I agree, by the way, about the key problems that the inquiry identifies – the Australian Press Council is indeed an underfunded, virtually toothless tiger. It is ridiculous that broadcast complaints are dealt with – painfully slowly – by the Australian Communications and Media Authority, while the print press do it through the APC. It is indeed iniquitous that online media has a freer run than traditional media.

But the answers to these problems feel like they’ve been plucked form the air.

Most importantly, the principle of replacing the APC with a government-funded body is a threat to a free press. Even with suggestions on how to make the appointments arms-length, the possibility of a government being able to influence the makeup of such a body is bad news all round.

There are other non-solution solutions. The idea of taking adjudications on broadcast news and current affairs off ACMA does sound deeply tempting. The creakingly long process of dealing with a complaint is ridiculous. I expect it will be months yet before they finally express a view on the Kyle Sandilands attack on Alison Stephenson for instance. But most ACMA inquiries look at other types of breaches of the code of practice outside of news and current affairs. Having identified a problem with ACMA, and suggested the News Media Council take on the news issues, there is no solution offered around the wider ACMA problem of its complaint process not being fit for purpose.

But as I wrote on Friday afternoon, the biggest indicator of digital naivety remains to me this paragraph:

“There are many newsletter publishers and bloggers, although no longer part of the ‘lonely pamphleteer’ tradition, who offer up-to-date reflections on current affairs. Quite a number have a very small audience. There are practical reasons for excluding from the definition of ‘news media’ publishers who do not have a sufficiently large audience. If a publisher distributes more than 3000 copies of print per issue or a news internet site has a minimum of 15 000 hits per annum it should be subject to the
jurisdiction of the News Media Council, but not otherwise. These numbers are arbitrary, but a line must be drawn somewhere.”

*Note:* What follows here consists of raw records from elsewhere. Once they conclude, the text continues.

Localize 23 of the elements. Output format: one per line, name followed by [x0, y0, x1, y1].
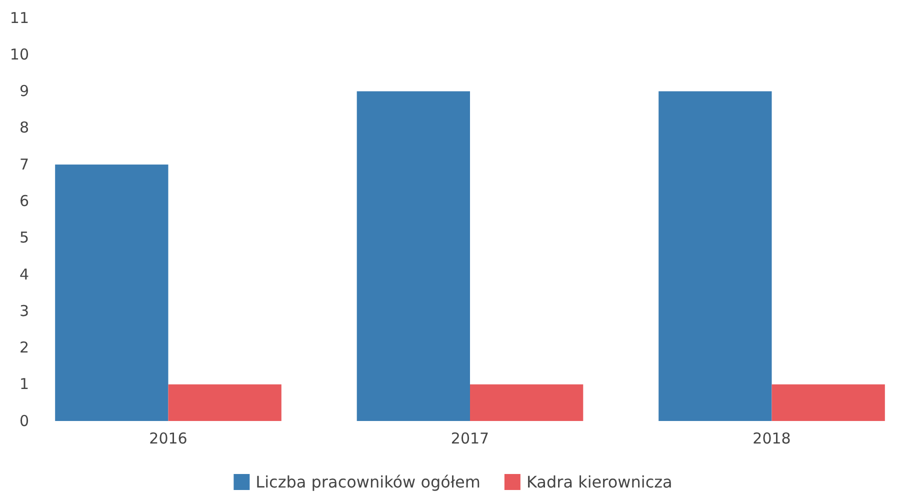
- y-tick-label: 6: [19, 192, 29, 210]
- y-tick-label: 0: [19, 412, 29, 430]
- y-tick-label: 1: [19, 375, 29, 394]
- x-tick-label: 2016: [149, 430, 188, 448]
- bar: [658, 91, 772, 421]
- x-tick-label: 2017: [450, 430, 490, 448]
- y-tick-label: 11: [10, 8, 29, 27]
- y-tick-label: 5: [19, 228, 29, 247]
- x-tick-label: 2018: [752, 430, 791, 448]
- y-tick-label: 8: [19, 118, 29, 137]
- y-tick-label: 10: [10, 45, 29, 64]
- y-tick-label: 4: [19, 265, 29, 284]
- bar: [168, 384, 282, 421]
- bar: [470, 384, 584, 421]
- y-tick-label: 9: [19, 82, 29, 100]
- legend-label: Liczba pracowników ogółem: [256, 472, 480, 492]
- bar: [772, 384, 885, 421]
- bar: [356, 91, 470, 421]
- y-tick-label: 3: [19, 302, 29, 320]
- legend-label: Kadra kierownicza: [526, 472, 672, 492]
- bar: [55, 164, 168, 421]
- y-tick-label: 2: [19, 338, 29, 357]
- y-tick-label: 7: [19, 155, 29, 174]
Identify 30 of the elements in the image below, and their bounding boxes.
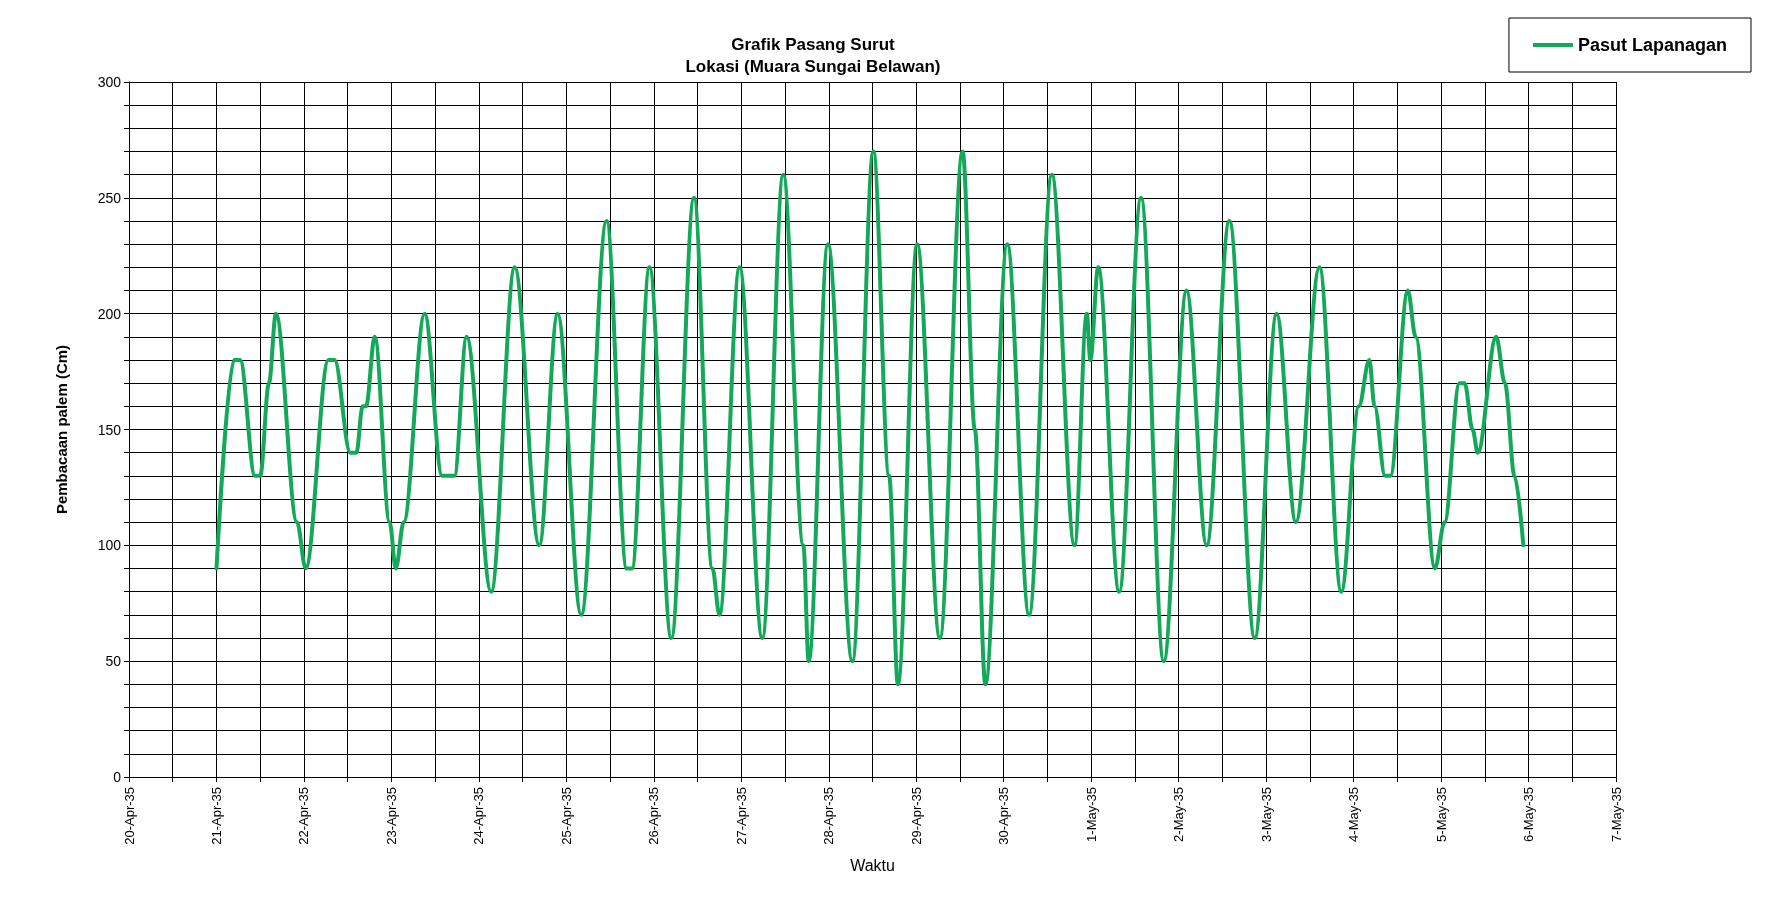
x-tick-label: 28-Apr-35 (821, 787, 837, 845)
y-axis-title: Pembacaan palem (Cm) (53, 344, 70, 515)
x-tick-label: 20-Apr-35 (121, 787, 137, 845)
x-tick-label: 23-Apr-35 (383, 787, 399, 845)
x-tick-label: 21-Apr-35 (208, 787, 224, 845)
legend-label: Pasut Lapanagan (1577, 35, 1728, 55)
x-tick-label: 4-May-35 (1346, 787, 1362, 842)
y-tick-label: 150 (97, 421, 122, 438)
x-tick-label: 7-May-35 (1608, 787, 1624, 842)
x-tick-label: 29-Apr-35 (908, 787, 924, 845)
x-tick-label: 24-Apr-35 (471, 787, 487, 845)
line-series (214, 149, 1526, 687)
chart-title: Grafik Pasang Surut Lokasi (Muara Sungai Belawan) (685, 34, 941, 76)
x-tick-label: 5-May-35 (1433, 787, 1449, 842)
x-tick-label: 26-Apr-35 (646, 787, 662, 845)
y-tick-label: 0 (113, 769, 122, 785)
x-tick-label: 3-May-35 (1258, 787, 1274, 842)
x-tick-label: 6-May-35 (1521, 787, 1537, 842)
x-tick-label: 27-Apr-35 (733, 787, 749, 845)
x-axis-title: Waktu (850, 856, 895, 874)
x-tick-label: 30-Apr-35 (996, 787, 1012, 845)
y-tick-label: 100 (97, 537, 122, 554)
x-tick-label: 22-Apr-35 (296, 787, 312, 845)
x-tick-label: 25-Apr-35 (558, 787, 574, 845)
y-tick-label: 50 (105, 653, 122, 670)
y-tick-label: 300 (97, 74, 122, 90)
x-tick-label: 2-May-35 (1171, 787, 1187, 842)
y-tick-label: 250 (97, 189, 122, 206)
x-tick-label: 1-May-35 (1083, 787, 1099, 842)
y-tick-label: 200 (97, 305, 122, 322)
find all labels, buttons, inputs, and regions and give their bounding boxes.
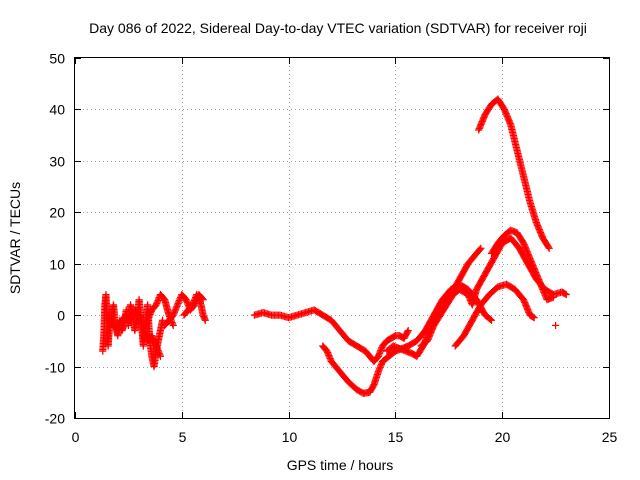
data-point [158,316,167,324]
data-point [156,352,165,360]
y-tick-label: 20 [49,205,65,221]
x-tick-label: 10 [282,429,298,445]
series-track-12 [487,226,558,304]
x-tick-label: 5 [179,429,187,445]
tick-layer: 0 5 10 15 20 25 -20 -10 0 10 20 30 40 50 [45,51,618,446]
y-tick-label: 50 [49,51,65,67]
data-point [530,314,538,322]
y-tick-label: -20 [45,411,65,427]
x-tick-label: 0 [72,429,80,445]
y-tick-label: 30 [49,154,65,170]
series-track-7 [319,280,496,397]
data-point [499,104,508,112]
series-track-11 [475,95,553,252]
y-tick-label: -10 [45,360,65,376]
series-outlier [551,321,560,330]
plot-frame [74,57,610,419]
x-tick-label: 15 [388,429,404,445]
series-track-2 [105,306,165,360]
data-point [529,313,537,321]
data-point [476,245,484,253]
data-point [544,243,552,251]
y-tick-label: 10 [49,257,65,273]
data-point [551,321,560,330]
grid-layer [75,58,609,418]
x-axis-label: GPS time / hours [287,457,394,473]
data-point [519,238,527,246]
data-point [201,316,209,324]
data-point [403,328,412,336]
data-point [169,321,177,330]
y-tick-label: 40 [49,102,65,118]
series-track-5 [180,290,209,324]
data-point [487,316,496,324]
x-tick-label: 25 [602,429,618,445]
data-point [477,244,485,252]
series-track-6 [250,306,412,366]
data-point [369,382,377,390]
chart-title: Day 086 of 2022, Sidereal Day-to-day VTE… [89,20,587,36]
data-point [545,244,553,252]
data-marks [99,95,570,397]
series-track-9 [417,234,570,350]
data-point [404,326,412,335]
x-tick-label: 20 [495,429,511,445]
data-point [549,293,558,301]
series-track-10 [451,280,538,350]
data-point [561,290,569,298]
y-tick-label: 0 [57,308,65,324]
data-point [562,290,570,299]
data-point [486,315,495,324]
y-axis-label: SDTVAR / TECUs [7,182,23,294]
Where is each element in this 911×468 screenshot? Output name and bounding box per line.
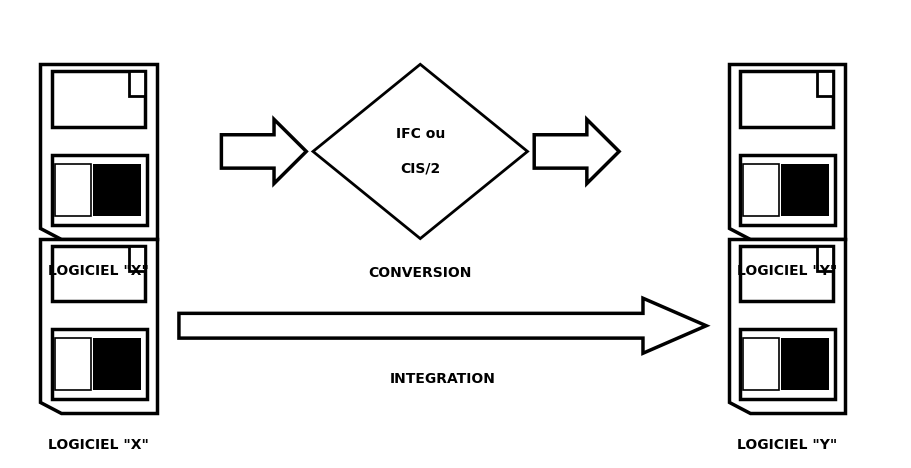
Polygon shape — [40, 64, 157, 239]
Bar — [128, 71, 145, 96]
Bar — [52, 71, 145, 127]
Bar — [93, 338, 140, 390]
Bar — [52, 246, 145, 301]
Text: LOGICIEL "Y": LOGICIEL "Y" — [736, 264, 836, 278]
Polygon shape — [534, 119, 619, 183]
Bar — [93, 164, 140, 216]
Text: CIS/2: CIS/2 — [400, 162, 440, 176]
Text: INTEGRATION: INTEGRATION — [389, 372, 495, 386]
Polygon shape — [221, 119, 306, 183]
Polygon shape — [728, 239, 844, 413]
Polygon shape — [312, 64, 527, 239]
Bar — [52, 155, 148, 225]
Bar — [781, 164, 828, 216]
Bar — [740, 329, 834, 399]
Bar — [55, 164, 91, 216]
Bar — [816, 246, 833, 271]
Bar — [128, 246, 145, 271]
Polygon shape — [40, 239, 157, 413]
Bar — [740, 155, 834, 225]
Bar — [816, 71, 833, 96]
Bar — [740, 246, 833, 301]
Bar — [52, 329, 148, 399]
Bar — [781, 338, 828, 390]
Polygon shape — [179, 298, 705, 353]
Text: LOGICIEL "X": LOGICIEL "X" — [48, 438, 148, 452]
Bar — [55, 338, 91, 390]
Text: CONVERSION: CONVERSION — [368, 266, 471, 280]
Text: LOGICIEL "Y": LOGICIEL "Y" — [736, 438, 836, 452]
Bar — [742, 164, 778, 216]
Text: LOGICIEL "X": LOGICIEL "X" — [48, 264, 148, 278]
Bar — [740, 71, 833, 127]
Text: IFC ou: IFC ou — [395, 127, 445, 141]
Bar — [742, 338, 778, 390]
Polygon shape — [728, 64, 844, 239]
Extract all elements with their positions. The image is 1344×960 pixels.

There are a number of problems. First, as I said, I suspect they don’t mean “hits”. A page consists of more than one file, with each call to the server a separate hit. Hits are the language of either charlatans trying to make their audience sound larger, or people who don’t know what they’re talking about.

But let’s assume they mean page views. 15000 page views a year equates to 41 a day. That’s nothing. A hell of a lot of sites, and blogs, will get that sort of traffic.

And let’s assume they manage to find a legally watertight definition of which sites are “news media” and which are not. (My Banana Watch example shows why I think they’ll struggle with that. And I can think of plenty of bloggers who publish lists and other types of research that are exactly the sort of thing that newspapers do.)

Are we talking about 15000 page views in total? Or only from Australian IP addresses? How about page views generated by search engines and the like? Our Google Analytics numbers are generally higher than our audited numbers partly for that very reason.

And how will the News Media Council tell if somebody has 15000 hits or not? Will there be legislation requiring everybody to have their sites audited? Or declare it when they hit that milestone?

Because there are plenty of biggish sites that do not currently audit. In my space, even the likes of B&T, Marketing and AdNews don’t submit to audit. While I think their advertisers are complete fucking idiots for not demanding it, it’s probably a step too far to compel them to do so.

The question of course will now be one of what next for the inquiry’s recommendations?

A key question now will be how much does media minister Stephen Conroy wants to shaft his enemies in the press. If he’s up for it, there’s probably just time to get some legislation rolling on replacing the APC with a statutory body before Labor loses office in the election.

If not, then I suspect we’ll be right back where we began. Conroy’s shadow Malcolm Turnbull has sent a strong signal that he wants none of Finkelstein’s plan, writing “His recommendation to set up a new government funded super regulator, a News Media Council, with statutory powers to take over the role of the Press Council, the media regulation role of ACMA and have jurisdiction over the online world is not one which would appeal to the Coalition, believing as we do in a free press – free in particular to hold governments to account.”

Right now it feels like we all agree on the problem. But noone’s got a solution.